Simon Marks 3pm - 7pm
What ingredients are in the Pfizer Covid vaccine?
8 December 2020, 08:50 | Updated: 7 June 2023, 08:56
The rollout of the Pfizer and BioNTech coronavirus vaccine is under way in the UK - but what is in it? What is an RNA vaccine?
People in the UK have now begun receiving a coronavirus vaccine and a priority list of who will get it first has been revealed - but what is in the Pfizer and BioNTech vaccine?
With the vaccine programme now under way, one of the biggest questions is the ingredients of the vaccine and the technology behind the RNA approach.
Coronavirus: What is an RNA vaccine and how does it work?
With the Pfizer vaccination offering 95% efficacy rates, here’s a look inside what’s in the vaccination compared to a traditional jab, as well as exactly what an RNA injection is:
What is an RNA vaccination?
RNA is an abbreviation for ribonucleic acid and is present in all living cells. The definition, as stated by the Oxford dictionary, is that RNA acts as a messenger carrying instructions from DNA.
It is said to use small fragments from the genetic code of Covid-19 which would start making the virus inside a human body. This would allow the immune system to recognise the virus as foreign and can therefore attack it with antibodies.
What ingredients are in the Pfizer Covid vaccine?
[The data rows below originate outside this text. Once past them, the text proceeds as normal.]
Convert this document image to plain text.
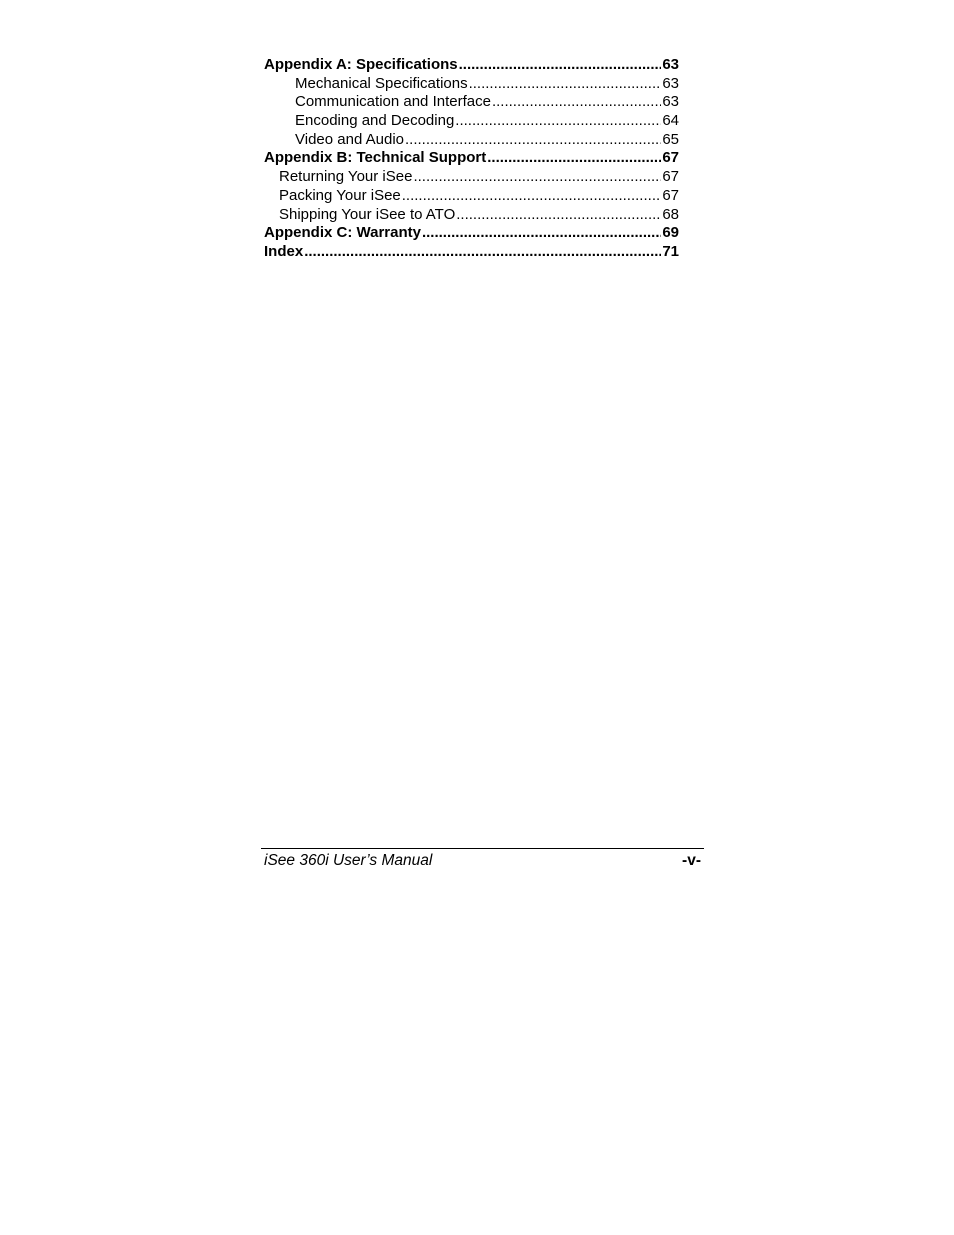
Appendix A: Specifications .....	63
Mechanical Specifications .....	63
Communication and Interface .....	63
Encoding and Decoding .....	64
Video and Audio .....	65
Appendix B: Technical Support .....	67
Returning Your iSee .....	67
Packing Your iSee .....	67
Shipping Your iSee to ATO .....	68
Appendix C: Warranty .....	69
Index .....	71
iSee 360i User’s Manual	-v-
The main part of such a vaccine is a strand of messenger ribonucleic acid, also know as mRNA. This is around 2,000 biochemical letters of genetic code that carry the instructions to help a person’s immune system recognise the disease - Covid in this case.
Pfizer’s vaccine is reported to use 30 micrograms of RNA.
At present, the full list of ingredients in the Pfizer vaccine has not been released.
What ingredients are in a traditional vaccine?
This varies on each vaccine but ingredients can include aluminium, squalene oil (found in the flu vaccine), gelatine, emulsifiers and sorbitol.
Sometimes vaccinations can contain eggs, taste improvers and other more rare and strange ingredients like parts of shark livers.